Every learned opinion will be appreciated.

dm


----------



## Professor bongwater (Apr 15, 2007)

It's my preference to harvest in stages. I don't believe that it's about which one is better, it's only about preferance... 
Good Luck!


----------



## tkdchmpn (Apr 22, 2007)

Interesting question........... well if its just preferance then whos preference is going ot yeild the best end the end?
Becuase i would think that once the individual buds turned they would be done.
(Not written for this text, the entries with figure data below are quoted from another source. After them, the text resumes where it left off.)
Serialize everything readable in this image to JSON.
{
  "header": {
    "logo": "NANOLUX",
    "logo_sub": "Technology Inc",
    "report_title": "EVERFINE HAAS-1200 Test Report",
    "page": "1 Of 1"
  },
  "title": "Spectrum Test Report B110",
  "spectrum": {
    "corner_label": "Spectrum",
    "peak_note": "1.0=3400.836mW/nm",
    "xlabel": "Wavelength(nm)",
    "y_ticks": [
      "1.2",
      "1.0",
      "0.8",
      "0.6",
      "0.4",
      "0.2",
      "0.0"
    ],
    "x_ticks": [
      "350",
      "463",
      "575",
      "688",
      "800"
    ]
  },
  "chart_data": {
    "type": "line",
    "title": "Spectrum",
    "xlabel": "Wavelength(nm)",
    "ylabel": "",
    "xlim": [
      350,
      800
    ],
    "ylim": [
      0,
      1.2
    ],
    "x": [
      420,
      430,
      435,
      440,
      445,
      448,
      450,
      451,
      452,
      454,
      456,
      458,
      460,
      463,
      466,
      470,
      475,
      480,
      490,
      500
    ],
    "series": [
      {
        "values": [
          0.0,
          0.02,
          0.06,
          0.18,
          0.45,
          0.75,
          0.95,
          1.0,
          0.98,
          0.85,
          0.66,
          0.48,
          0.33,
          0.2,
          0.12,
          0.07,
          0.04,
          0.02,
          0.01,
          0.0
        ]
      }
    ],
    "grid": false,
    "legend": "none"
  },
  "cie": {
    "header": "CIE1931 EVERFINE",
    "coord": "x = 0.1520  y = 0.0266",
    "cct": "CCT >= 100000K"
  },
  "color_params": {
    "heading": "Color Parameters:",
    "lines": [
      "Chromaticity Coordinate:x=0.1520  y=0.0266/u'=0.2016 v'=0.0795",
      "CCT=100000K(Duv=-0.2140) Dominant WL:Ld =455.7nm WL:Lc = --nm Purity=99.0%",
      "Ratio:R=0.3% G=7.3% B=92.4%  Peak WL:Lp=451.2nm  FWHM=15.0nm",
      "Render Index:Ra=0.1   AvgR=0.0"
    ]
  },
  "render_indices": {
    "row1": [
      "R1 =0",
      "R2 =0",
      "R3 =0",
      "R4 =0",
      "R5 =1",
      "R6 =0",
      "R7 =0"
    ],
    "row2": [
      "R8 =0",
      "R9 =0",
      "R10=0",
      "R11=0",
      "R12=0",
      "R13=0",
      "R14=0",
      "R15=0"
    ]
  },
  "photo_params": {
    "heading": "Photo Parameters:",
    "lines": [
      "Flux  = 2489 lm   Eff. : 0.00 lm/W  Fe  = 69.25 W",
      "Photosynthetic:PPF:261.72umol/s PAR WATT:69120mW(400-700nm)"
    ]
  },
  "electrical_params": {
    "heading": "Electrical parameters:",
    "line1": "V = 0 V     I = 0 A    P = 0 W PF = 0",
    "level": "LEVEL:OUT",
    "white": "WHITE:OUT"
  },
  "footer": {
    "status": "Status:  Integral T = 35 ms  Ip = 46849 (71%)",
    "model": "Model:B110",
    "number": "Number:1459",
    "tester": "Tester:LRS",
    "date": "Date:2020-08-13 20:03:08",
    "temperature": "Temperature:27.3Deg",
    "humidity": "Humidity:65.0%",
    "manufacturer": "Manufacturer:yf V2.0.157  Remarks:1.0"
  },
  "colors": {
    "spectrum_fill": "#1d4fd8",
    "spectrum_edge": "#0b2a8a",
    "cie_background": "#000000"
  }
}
But would cutting the plant hurt the others?


----------



## Brouli (Apr 22, 2007)

that really its a good question 

one of my friend  doit that way :

by the they of harvest he trims the leafs of plant and live the plant alive in darkness for a day or two with out no water , and then  cut it down and dry it .  i know its weird but hey every body got technique .


----------



## Rehab is for Quitters (Apr 22, 2007)

Maybe this is a naive point of view, but imo it seems wiser to harvest bud by bud.

 If you grow any other plant....tomatos, an apple tree, roses etc...the fruit or flowers mature at different rates so it seems logical to pick each bud when its ripe.

It seems that if you were to chop down a tomato plant you would get some ripe tomatos, some that werent ripe yet, others that were over-ripe/rotten. 

Is mj different from other plants in this respect? I would be interested in the opinions of some more experienced growers too.


----------



## tkdchmpn (Apr 22, 2007)

Rehab is for Quitters said:
			
		

> Maybe this is a naive point of view, but imo it seems wiser to harvest bud by bud.
> 
> If you grow any other plant....tomatos, an apple tree, roses etc...the fruit or flowers mature at different rates so it seems logical to pick each bud when its ripe.



I have often heard that the care for MJ should be on pace with the care of a tomato plant..  So i would have to think as you described ...bud by bud = fruit by fruit


----------



## stunzeed (Apr 24, 2007)

I like to clip the mature top buds and let the bottom stuff go a little longer with the increased light on the lower branches.

Stunzeed..


----------